Mon Jun 27 08:49:26 CEST 2011

Hi Joel,

On Mon, Jun 27, 2011 at 01:51, Joel Reymont <joelr1@REDACTED> wrote:
> Assuming an editor backend written in Erlang,
> any suggestions on how to implement incremental parsing of Erlang code?

We're doing a somewhat incremental parsing in erlide. The idea is that
you keep track of the token stream created by the lexer and when there
is a change in the text, you know that only some tokens can be
affected: in the worst case all tokens following the place where the
change was, but if you detect a token that is identical to what it was
before then you don't need to continue.

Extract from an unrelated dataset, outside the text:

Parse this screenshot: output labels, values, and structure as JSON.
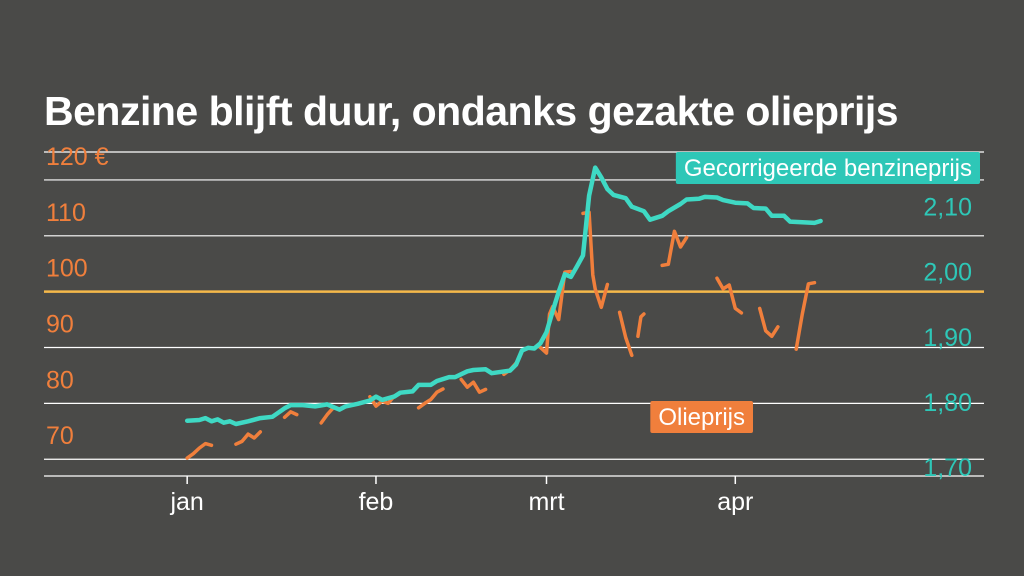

In a similar way, the syntax
tree needs to keep track of the tokens it is created from and when
there are changes only these parts need to get parsed again.This works
ok when there are no syntax errors (which happen all the time while
typing, until one is done). We try to be smart about that, for example
keep track of all the forms in the module and not directly let the
retokenization pass the form boundary: if the user starts typing a
string literal, we don't want the rest of the file to become marked as
a string, but we guess that the string will be ended in the same form
that it was started in.

I said we do "somewhat incremental" parsing because we are using
coarser granularity than possible (i.e. at the form level). We found
it's fast enough and the additional work isn't worth it. The parser
would need deeper changes and I don't like having to maintain a
parallel lexer and parser. The code is at
https://github.com/erlide/erlide/tree/master/org.erlide.kernel.ide/src/,
in erlide_scan.erl and the parser/ directory, hopefully it's
understandable. If not and you want to know more, please ask.

regards,
Vlad